What´s wrong in this proof (idea)?

Question

I know that there is something wrong with this proof (idea), however I could not find any mistake.

If I pick the open intervals $]q_n-\frac{\epsilon}{2^n}, q_n+\frac{\epsilon}{2^n}[$ (such that each $q_n$ is rational) as a covering for $\mathbb{Q}\cap[0,1]$ , then $m^*(\mathbb{Q}\cap[0,1])\leq\epsilon$. However since $\mathbb{Q}$ is dense , $\cup_{n\in \omega}{]q_n-\frac{\epsilon}{2^n}, q_n+\frac{\epsilon}{2^n}[}$ covers $[0,1]$, then $m^*([0,1])\leq\epsilon$. Furthermore, since $[0,1]$ is compact, it exists a finite subcover $\{U_i\}$, then $J^*([0,1])\leq \epsilon$ ($J^*$ is the outer Jordan ).

Thanks in advance.

Answer 1

(...) since $\mathbb{Q}$ is dense, $\bigcup\limits_{n\in \omega}{]q_n-\frac{\epsilon}{2^n}, q_n+\frac{\epsilon}{2^n}[}$ covers $[0,1]$ (...)

Why is that?

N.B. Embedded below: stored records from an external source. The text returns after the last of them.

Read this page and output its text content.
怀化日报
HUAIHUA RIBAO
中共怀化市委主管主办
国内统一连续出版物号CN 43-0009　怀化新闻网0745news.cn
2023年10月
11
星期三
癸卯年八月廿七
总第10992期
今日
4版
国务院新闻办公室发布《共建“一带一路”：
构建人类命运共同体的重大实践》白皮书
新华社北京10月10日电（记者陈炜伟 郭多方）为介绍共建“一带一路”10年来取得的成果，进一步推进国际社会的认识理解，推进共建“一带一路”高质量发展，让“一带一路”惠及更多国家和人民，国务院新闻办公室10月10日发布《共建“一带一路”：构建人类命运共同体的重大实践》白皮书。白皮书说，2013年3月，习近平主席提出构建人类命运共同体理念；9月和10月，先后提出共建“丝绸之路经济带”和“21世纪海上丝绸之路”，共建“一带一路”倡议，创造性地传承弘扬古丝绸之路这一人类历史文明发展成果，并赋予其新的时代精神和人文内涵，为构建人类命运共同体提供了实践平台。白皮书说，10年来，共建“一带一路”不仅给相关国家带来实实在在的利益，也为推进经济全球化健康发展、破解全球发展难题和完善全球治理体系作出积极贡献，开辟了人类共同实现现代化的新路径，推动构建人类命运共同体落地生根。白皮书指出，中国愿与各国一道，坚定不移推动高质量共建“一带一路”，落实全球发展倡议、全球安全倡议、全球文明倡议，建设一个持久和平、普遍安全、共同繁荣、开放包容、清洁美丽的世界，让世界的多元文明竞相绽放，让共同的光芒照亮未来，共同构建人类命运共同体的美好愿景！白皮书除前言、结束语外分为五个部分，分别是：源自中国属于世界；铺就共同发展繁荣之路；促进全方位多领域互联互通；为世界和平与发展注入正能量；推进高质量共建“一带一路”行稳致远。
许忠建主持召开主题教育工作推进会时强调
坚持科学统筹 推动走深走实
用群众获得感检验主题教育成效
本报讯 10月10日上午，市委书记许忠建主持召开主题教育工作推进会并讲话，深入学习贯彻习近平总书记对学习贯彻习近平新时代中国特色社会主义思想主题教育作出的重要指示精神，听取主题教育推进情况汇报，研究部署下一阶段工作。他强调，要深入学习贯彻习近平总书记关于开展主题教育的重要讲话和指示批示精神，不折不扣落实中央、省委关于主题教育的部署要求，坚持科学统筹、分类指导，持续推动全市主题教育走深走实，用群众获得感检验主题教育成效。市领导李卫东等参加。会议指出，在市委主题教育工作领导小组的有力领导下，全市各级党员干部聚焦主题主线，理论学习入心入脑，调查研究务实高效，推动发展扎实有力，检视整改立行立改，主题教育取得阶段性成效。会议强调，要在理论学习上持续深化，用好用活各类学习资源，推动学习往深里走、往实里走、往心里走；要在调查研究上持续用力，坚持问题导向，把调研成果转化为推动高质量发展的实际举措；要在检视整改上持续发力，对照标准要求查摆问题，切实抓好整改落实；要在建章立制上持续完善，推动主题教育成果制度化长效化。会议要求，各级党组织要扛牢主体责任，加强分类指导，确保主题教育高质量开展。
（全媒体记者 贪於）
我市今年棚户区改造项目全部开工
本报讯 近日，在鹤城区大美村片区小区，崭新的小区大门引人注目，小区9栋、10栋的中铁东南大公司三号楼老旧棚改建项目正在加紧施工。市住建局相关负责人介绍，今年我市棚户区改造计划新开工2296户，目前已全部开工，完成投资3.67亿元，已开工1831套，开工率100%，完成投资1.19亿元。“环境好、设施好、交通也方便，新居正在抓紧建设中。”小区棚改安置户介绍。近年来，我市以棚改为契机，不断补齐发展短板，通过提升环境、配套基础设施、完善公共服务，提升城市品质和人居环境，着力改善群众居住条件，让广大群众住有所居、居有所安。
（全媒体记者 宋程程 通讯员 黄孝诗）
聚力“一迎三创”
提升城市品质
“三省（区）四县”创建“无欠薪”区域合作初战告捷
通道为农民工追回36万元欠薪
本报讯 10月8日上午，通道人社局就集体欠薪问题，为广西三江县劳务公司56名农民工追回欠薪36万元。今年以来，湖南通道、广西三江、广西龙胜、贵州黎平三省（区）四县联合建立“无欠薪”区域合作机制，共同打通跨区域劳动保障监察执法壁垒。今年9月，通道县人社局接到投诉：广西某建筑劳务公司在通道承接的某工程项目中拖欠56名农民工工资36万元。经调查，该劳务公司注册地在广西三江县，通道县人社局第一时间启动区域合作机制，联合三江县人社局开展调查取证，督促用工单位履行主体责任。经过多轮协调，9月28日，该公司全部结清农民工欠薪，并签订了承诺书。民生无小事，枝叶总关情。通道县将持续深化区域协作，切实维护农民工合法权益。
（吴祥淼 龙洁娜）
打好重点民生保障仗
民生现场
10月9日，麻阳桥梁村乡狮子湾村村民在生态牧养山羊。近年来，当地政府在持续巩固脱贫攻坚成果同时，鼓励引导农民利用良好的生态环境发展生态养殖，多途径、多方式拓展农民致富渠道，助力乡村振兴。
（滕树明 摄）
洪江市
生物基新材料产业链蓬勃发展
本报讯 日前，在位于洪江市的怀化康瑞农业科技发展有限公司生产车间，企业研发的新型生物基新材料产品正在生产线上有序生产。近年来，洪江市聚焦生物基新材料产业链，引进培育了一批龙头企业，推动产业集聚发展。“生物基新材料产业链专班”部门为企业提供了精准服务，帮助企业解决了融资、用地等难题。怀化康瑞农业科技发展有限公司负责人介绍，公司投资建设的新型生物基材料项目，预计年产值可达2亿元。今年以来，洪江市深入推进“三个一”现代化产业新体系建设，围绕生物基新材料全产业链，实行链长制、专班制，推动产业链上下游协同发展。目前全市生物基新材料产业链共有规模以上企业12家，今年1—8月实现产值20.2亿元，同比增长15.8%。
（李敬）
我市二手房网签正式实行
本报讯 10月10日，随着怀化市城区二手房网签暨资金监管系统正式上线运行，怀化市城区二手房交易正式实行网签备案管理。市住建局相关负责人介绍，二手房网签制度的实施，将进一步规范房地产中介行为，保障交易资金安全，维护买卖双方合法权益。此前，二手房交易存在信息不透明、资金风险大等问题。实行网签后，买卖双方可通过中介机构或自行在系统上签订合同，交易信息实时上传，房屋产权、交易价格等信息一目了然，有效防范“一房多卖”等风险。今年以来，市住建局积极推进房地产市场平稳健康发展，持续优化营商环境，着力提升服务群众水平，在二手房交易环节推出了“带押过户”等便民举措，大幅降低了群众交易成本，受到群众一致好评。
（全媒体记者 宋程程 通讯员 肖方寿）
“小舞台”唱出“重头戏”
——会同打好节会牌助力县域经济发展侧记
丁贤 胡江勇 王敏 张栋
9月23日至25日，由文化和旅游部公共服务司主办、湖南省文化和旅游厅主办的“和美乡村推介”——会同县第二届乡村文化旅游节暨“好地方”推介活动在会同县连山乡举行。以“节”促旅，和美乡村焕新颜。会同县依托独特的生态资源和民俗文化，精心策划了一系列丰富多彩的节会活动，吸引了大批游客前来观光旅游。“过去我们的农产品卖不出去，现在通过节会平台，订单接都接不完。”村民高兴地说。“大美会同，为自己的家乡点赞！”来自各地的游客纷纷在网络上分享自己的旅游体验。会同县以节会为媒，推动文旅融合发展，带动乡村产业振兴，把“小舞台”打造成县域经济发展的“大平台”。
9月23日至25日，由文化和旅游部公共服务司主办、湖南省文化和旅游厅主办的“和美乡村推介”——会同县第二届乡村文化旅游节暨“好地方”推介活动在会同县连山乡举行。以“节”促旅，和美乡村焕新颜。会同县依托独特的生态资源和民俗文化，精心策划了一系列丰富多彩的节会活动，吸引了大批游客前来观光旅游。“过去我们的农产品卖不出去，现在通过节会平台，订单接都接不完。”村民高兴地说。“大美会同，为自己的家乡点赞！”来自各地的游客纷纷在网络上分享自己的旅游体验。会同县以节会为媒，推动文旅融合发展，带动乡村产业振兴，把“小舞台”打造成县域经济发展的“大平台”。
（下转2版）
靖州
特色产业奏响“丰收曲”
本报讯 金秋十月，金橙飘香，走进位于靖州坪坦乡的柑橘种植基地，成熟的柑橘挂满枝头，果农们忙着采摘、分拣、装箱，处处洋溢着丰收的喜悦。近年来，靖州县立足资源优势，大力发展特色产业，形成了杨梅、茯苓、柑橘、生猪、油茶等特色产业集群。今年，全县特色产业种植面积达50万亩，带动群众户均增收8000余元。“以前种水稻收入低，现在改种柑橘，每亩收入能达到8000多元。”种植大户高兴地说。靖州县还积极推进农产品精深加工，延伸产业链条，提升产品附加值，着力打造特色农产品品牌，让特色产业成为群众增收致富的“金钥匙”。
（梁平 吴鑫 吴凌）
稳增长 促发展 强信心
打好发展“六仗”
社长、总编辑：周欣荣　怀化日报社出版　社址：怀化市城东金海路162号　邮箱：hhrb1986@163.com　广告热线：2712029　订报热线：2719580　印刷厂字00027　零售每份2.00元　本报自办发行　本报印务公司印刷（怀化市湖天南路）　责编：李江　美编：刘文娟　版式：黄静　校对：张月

A simple proof that the set $\bigcup\limits_{n\in \omega}{]q_n-\frac{\epsilon}{2^n}, q_n+\frac{\epsilon}{2^n}[}$ DOES NOT cover $[0,1]$ is that its Lebesgue measure is at most $\epsilon$, hence for $\epsilon\lt1$, it cannot cover $[0,1]$.

Answer 2

Your claim that "since $\mathbb{Q}$ is dense, $$\cup_{n \in \mathbb{N}} (q_n - \epsilon/2^n, q_n + \epsilon/2^n)$$ covers $[0,1]$" is incorrect.

It is possible to construct a number not in $\cup_{n \in \mathbb{N}} (q_n - \epsilon/2^n, q_n + \epsilon/2^n)$. Look at the post

Constructing a number not in $\bigcup\limits_{k=1}^{\infty} (q_k-\frac{\epsilon}{2^k},q_k+\frac{\epsilon}{2^k})$

Answer 3

user Marvis mentioned that you can construct numbers that are not in the union of balls around each rational. This can be seen from a more abstract notion of the following: Let $A$ be dense in $X$, with $A$ countable. Then by enumerating each element of $A$ (call them $r_i$), is it true that $X\subset\cup_i B_{\epsilon_i}r_i$ for any decreasing sequence of $\epsilon_i$ with $\epsilon_i\rightarrow 0$? Suppose I consider all possible sequences of $B_{\epsilon_{i}}$ (more precisely, the unions $\cup_i B_{\epsilon_i}r_i$) . Then taking the intersection of all of these unions, I get back $A$ (since I can shrink balls around each $r_i$ to zero). Thus there must be a sequence of $B_{\epsilon_i}$ that covers $A$ but does not cover $X$.